Advanced high strength steel: Or how I spent my summer vacation

Ask most college students how they spent their summer break and you’ll probably hear about trips to the beach or an easy-going summer job. But ask Jaylin Myers about his summer and he launches into an explanation about the properties of advanced high strength steel.

An Atlanta native, Myers spent his summer participating in Mississippi State’s Research Experience for Undergraduates program. The 10-week summer session paired 17 students from universities across the country with Mississippi State faculty and focused on providing research experience to students who don’t have those opportunities at their own campuses.

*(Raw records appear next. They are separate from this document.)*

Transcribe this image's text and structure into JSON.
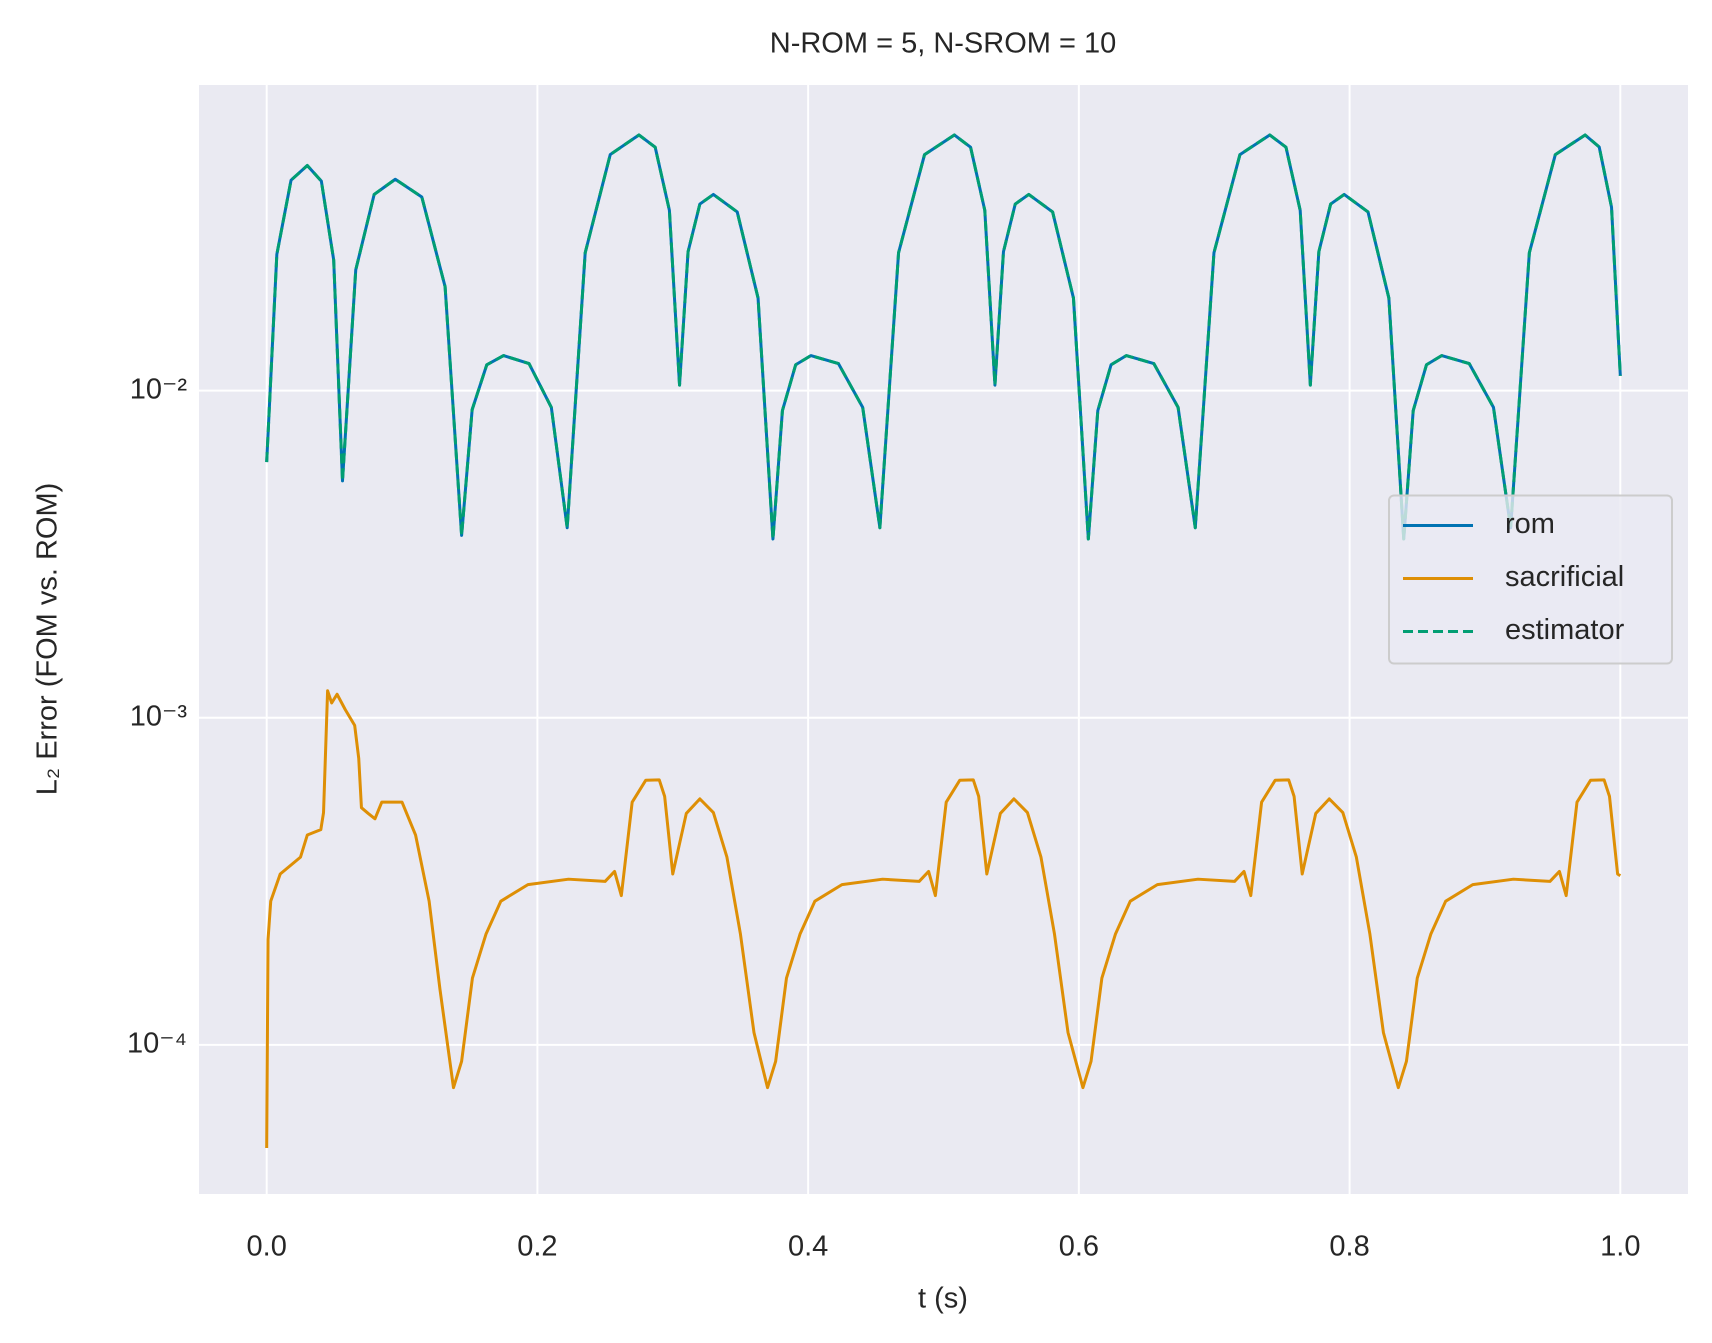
{
  "chart_data": {
    "type": "line",
    "title": "N-ROM = 5, N-SROM = 10",
    "xlabel": "t (s)",
    "ylabel": "L₂ Error (FOM vs. ROM)",
    "xlim": [
      -0.05,
      1.05
    ],
    "xticks": [
      {
        "value": 0,
        "label": "0.0"
      },
      0.2,
      0.4,
      0.6,
      0.8,
      {
        "value": 1,
        "label": "1.0"
      }
    ],
    "ylim": [
      3.5e-05,
      0.086
    ],
    "yticks": [
      {
        "value": 0.0001,
        "label": "10⁻⁴"
      },
      {
        "value": 0.001,
        "label": "10⁻³"
      },
      {
        "value": 0.01,
        "label": "10⁻²"
      }
    ],
    "log_y": true,
    "grid": true,
    "legend": "center right",
    "series": [
      {
        "name": "rom",
        "color": "#0173b2",
        "dash": false,
        "x": [
          0,
          0.0075,
          0.018,
          0.03,
          0.0404,
          0.0495,
          0.056,
          0.0658,
          0.0794,
          0.095,
          0.1146,
          0.1318,
          0.144,
          0.1518,
          0.1626,
          0.175,
          0.1938,
          0.2103,
          0.222,
          0.2353,
          0.2538,
          0.275,
          0.287,
          0.2975,
          0.305,
          0.3113,
          0.32,
          0.33,
          0.3476,
          0.363,
          0.374,
          0.381,
          0.3908,
          0.402,
          0.4224,
          0.4403,
          0.453,
          0.4668,
          0.486,
          0.508,
          0.52,
          0.5305,
          0.538,
          0.5443,
          0.553,
          0.563,
          0.5806,
          0.596,
          0.607,
          0.614,
          0.6238,
          0.635,
          0.6554,
          0.6733,
          0.686,
          0.6998,
          0.719,
          0.741,
          0.753,
          0.7635,
          0.771,
          0.7773,
          0.786,
          0.796,
          0.8136,
          0.829,
          0.84,
          0.847,
          0.8568,
          0.868,
          0.8884,
          0.9063,
          0.919,
          0.9328,
          0.952,
          0.974,
          0.9844,
          0.9935,
          1.0
        ],
        "values": [
          0.00605,
          0.0261,
          0.044,
          0.0488,
          0.0437,
          0.0251,
          0.0053,
          0.0234,
          0.0398,
          0.0443,
          0.0391,
          0.0208,
          0.00361,
          0.00875,
          0.012,
          0.0128,
          0.0121,
          0.00889,
          0.00381,
          0.0264,
          0.0527,
          0.0605,
          0.0555,
          0.0356,
          0.0104,
          0.0266,
          0.0372,
          0.0398,
          0.0352,
          0.0192,
          0.00352,
          0.00869,
          0.012,
          0.0128,
          0.0121,
          0.00889,
          0.00381,
          0.0264,
          0.0527,
          0.0605,
          0.0555,
          0.0356,
          0.0104,
          0.0266,
          0.0372,
          0.0398,
          0.0352,
          0.0192,
          0.00352,
          0.00869,
          0.012,
          0.0128,
          0.0121,
          0.00889,
          0.00381,
          0.0264,
          0.0527,
          0.0605,
          0.0555,
          0.0356,
          0.0104,
          0.0266,
          0.0372,
          0.0398,
          0.0352,
          0.0192,
          0.00352,
          0.00869,
          0.012,
          0.0128,
          0.0121,
          0.00889,
          0.00381,
          0.0264,
          0.0527,
          0.0605,
          0.0556,
          0.0364,
          0.0111
        ]
      },
      {
        "name": "sacrificial",
        "color": "#de8f05",
        "dash": false,
        "x": [
          0,
          0.001,
          0.003,
          0.01,
          0.025,
          0.03,
          0.04,
          0.042,
          0.045,
          0.048,
          0.052,
          0.058,
          0.065,
          0.068,
          0.07,
          0.075,
          0.08,
          0.085,
          0.1,
          0.11,
          0.12,
          0.128,
          0.138,
          0.144,
          0.152,
          0.162,
          0.173,
          0.193,
          0.223,
          0.25,
          0.257,
          0.262,
          0.27,
          0.28,
          0.29,
          0.294,
          0.3,
          0.31,
          0.32,
          0.33,
          0.34,
          0.35,
          0.36,
          0.37,
          0.376,
          0.384,
          0.394,
          0.405,
          0.425,
          0.455,
          0.482,
          0.489,
          0.494,
          0.502,
          0.512,
          0.522,
          0.526,
          0.532,
          0.542,
          0.552,
          0.562,
          0.572,
          0.582,
          0.592,
          0.603,
          0.609,
          0.617,
          0.627,
          0.638,
          0.658,
          0.688,
          0.715,
          0.722,
          0.727,
          0.735,
          0.745,
          0.755,
          0.759,
          0.765,
          0.775,
          0.785,
          0.795,
          0.805,
          0.815,
          0.825,
          0.836,
          0.842,
          0.85,
          0.86,
          0.871,
          0.891,
          0.921,
          0.948,
          0.955,
          0.96,
          0.968,
          0.978,
          0.988,
          0.992,
          0.998,
          1.0
        ],
        "values": [
          4.84e-05,
          0.00021,
          0.000275,
          0.000333,
          0.000375,
          0.000438,
          0.000455,
          0.000513,
          0.00121,
          0.00111,
          0.00118,
          0.00106,
          0.000948,
          0.000752,
          0.000531,
          0.00051,
          0.000491,
          0.000552,
          0.000552,
          0.000438,
          0.000275,
          0.000148,
          7.4e-05,
          8.91e-05,
          0.00016,
          0.000218,
          0.000275,
          0.000309,
          0.000321,
          0.000316,
          0.000339,
          0.000286,
          0.000552,
          0.000644,
          0.000646,
          0.000575,
          0.000333,
          0.00051,
          0.000565,
          0.000513,
          0.000375,
          0.000218,
          0.000109,
          7.4e-05,
          8.91e-05,
          0.00016,
          0.000218,
          0.000275,
          0.000309,
          0.000321,
          0.000316,
          0.000339,
          0.000286,
          0.000552,
          0.000644,
          0.000646,
          0.000575,
          0.000333,
          0.00051,
          0.000565,
          0.000513,
          0.000375,
          0.000218,
          0.000109,
          7.4e-05,
          8.91e-05,
          0.00016,
          0.000218,
          0.000275,
          0.000309,
          0.000321,
          0.000316,
          0.000339,
          0.000286,
          0.000552,
          0.000644,
          0.000646,
          0.000575,
          0.000333,
          0.00051,
          0.000565,
          0.000513,
          0.000375,
          0.000218,
          0.000109,
          7.4e-05,
          8.91e-05,
          0.00016,
          0.000218,
          0.000275,
          0.000309,
          0.000321,
          0.000316,
          0.000339,
          0.000286,
          0.000552,
          0.000644,
          0.000646,
          0.000575,
          0.000333,
          0.000329
        ]
      },
      {
        "name": "estimator",
        "color": "#029e73",
        "dash": true,
        "x": [
          0,
          0.0075,
          0.018,
          0.03,
          0.0404,
          0.0495,
          0.056,
          0.0658,
          0.0794,
          0.095,
          0.1146,
          0.1318,
          0.144,
          0.1518,
          0.1626,
          0.175,
          0.1938,
          0.2103,
          0.222,
          0.2353,
          0.2538,
          0.275,
          0.287,
          0.2975,
          0.305,
          0.3113,
          0.32,
          0.33,
          0.3476,
          0.363,
          0.374,
          0.381,
          0.3908,
          0.402,
          0.4224,
          0.4403,
          0.453,
          0.4668,
          0.486,
          0.508,
          0.52,
          0.5305,
          0.538,
          0.5443,
          0.553,
          0.563,
          0.5806,
          0.596,
          0.607,
          0.614,
          0.6238,
          0.635,
          0.6554,
          0.6733,
          0.686,
          0.6998,
          0.719,
          0.741,
          0.753,
          0.7635,
          0.771,
          0.7773,
          0.786,
          0.796,
          0.8136,
          0.829,
          0.84,
          0.847,
          0.8568,
          0.868,
          0.8884,
          0.9063,
          0.919,
          0.9328,
          0.952,
          0.974,
          0.9844,
          0.9935,
          1.0
        ],
        "values": [
          0.00605,
          0.0261,
          0.044,
          0.0488,
          0.0437,
          0.0251,
          0.0053,
          0.0234,
          0.0398,
          0.0443,
          0.0391,
          0.0208,
          0.00361,
          0.00875,
          0.012,
          0.0128,
          0.0121,
          0.00889,
          0.00381,
          0.0264,
          0.0527,
          0.0605,
          0.0555,
          0.0356,
          0.0104,
          0.0266,
          0.0372,
          0.0398,
          0.0352,
          0.0192,
          0.00352,
          0.00869,
          0.012,
          0.0128,
          0.0121,
          0.00889,
          0.00381,
          0.0264,
          0.0527,
          0.0605,
          0.0555,
          0.0356,
          0.0104,
          0.0266,
          0.0372,
          0.0398,
          0.0352,
          0.0192,
          0.00352,
          0.00869,
          0.012,
          0.0128,
          0.0121,
          0.00889,
          0.00381,
          0.0264,
          0.0527,
          0.0605,
          0.0555,
          0.0356,
          0.0104,
          0.0266,
          0.0372,
          0.0398,
          0.0352,
          0.0192,
          0.00352,
          0.00869,
          0.012,
          0.0128,
          0.0121,
          0.00889,
          0.00381,
          0.0264,
          0.0527,
          0.0605,
          0.0556,
          0.0364,
          0.0111
        ]
      }
    ]
  }
}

For Myers, a rising senior chemical engineering major at Tuskegee University, his REU experience offered him the chance to work with Mississippi State researcher Hongjoo Rhee on a project that is looking for ways to revolutionize the steel used in the automotive industry.

“With first generation steel, you have a give and take thing going on,” Myers explained. “It’s affordable but it’s generally either strong or it’s ductile. Second generation steel is both strong and ductile, which is the ideal, but it’s not cost effective due to the high manganese content. We are trying to create third generation steel, which would be both strong and ductile but also cost effective.”

Funded by grants from the National Science Foundation and Army Research Labs, the program allowed Myers and the other REU students to spend all day in a lab setting, something they aren’t necessarily able to do at their home universities.

“We have a good engineering program at Tuskegee, but we don’t necessarily have the resources to have these big, applied-science labs,” Myers said. “You can read something in a book and have a good understanding of the material, but when you are in a lab, seeing something in person, testing it, working with machines… it’s a different kind of learning experience and something that I’ve found to be very beneficial.”

And his work on the high strength steel project was very beneficial to Rhee, as well.

“Jaylin’s work this summer provided important results for our research into heat treatments of a new steel alloy that we are developing,” said Rhee, an associate director and associate research professor at the Center for Advanced Vehicular Systems at Mississippi State. “He came from a university where he has not had as much hands-on research experience, but he was fully hands-on in our group. We were able to complete a portion of our research that would have been difficult to do without his help.”

In addition to the research component, the REU program also featured professional development seminars and site visits to regional companies such as Airbus and Steel Dynamics. The students also used their work to compete in an undergraduate research symposium at the end of the summer. Myers’ project earned a second-place finish in the physical sciences and engineering category.

While the hours spent researching were the focus of the program, for many of the participants, interacting with students from other parts of the country was a benefit unto itself. Myers was joined in the REU program by students from universities in Colorado, New York, New Jersey and Florida (just to name a few).

“We also had a group of international students stay in our dorm for a while,” Myers added. “They were from all over the world – Argentina, The Congo, Haiti. Because of the REU program, I met people from different cultures and walks of life and who had different ideologies. That experience was one of the best parts of the program. It was eye opening. I loved it!”

Myers first heard about the REU program at Mississippi State from a pair of classmates and is looking forward to spreading the word about how he spent his summer break in Starkville to others when he returns for his senior year at Tuskegee.

“I can’t wait to go back and recommend this program to other people at my school,” he said. “I couldn’t have asked for a better experience.”